Self-identified pro-life Democratic senators Bob Casey of Pennsylvania and Joe Donnelly of Indiana didn’t say how they’d vote. North Dakota senator Heidi Heitkamp said during the 2012 campaign that she believes “late-term abortions should be illegal except when necessary to save the life of the mother,” but she too declined to take a position on the House bill.
Senate Democratic leaders have sent conflicting messages about whether they will allow a vote on a late-term abortion bill, and a Senate version of the House bill hasn’t been introduced yet. But if it does come up for a vote, it will force senators like Pryor and Landrieu to make a tough choice: Vote “yes” and anger the most powerful Democratic interest group or vote “no” and put themselves at odds with a clear majority of voters.
“You can’t get much more radical than opposing legislation that would protect women and babies from brutal late-term abortion beyond the fifth month of pregnancy,” says Marjorie Dannenfelser, president of the pro-life Susan B. Anthony List. “Not only is opposing this common-ground measure a moral mistake, it is a political one as well, especially for vulnerable senators in solid pro-life states.”
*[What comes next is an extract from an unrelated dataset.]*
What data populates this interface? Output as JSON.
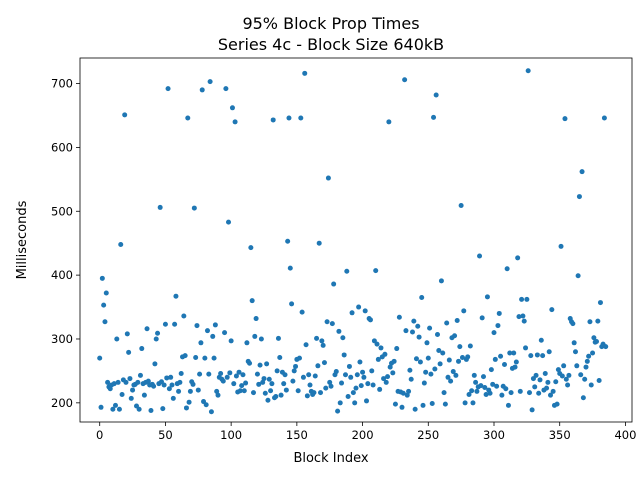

“That senators like Mary Landrieu would even hesitate to affirm this modest legislation shows just how beholden to the abortion industry many in the Senate have become,” adds Dannenfelser, whose organization spent $11 million on the 2010 midterm elections. “As the 2014 elections approach, we will be working to ensure that constituents understand just how outside the mainstream these four senators have become.”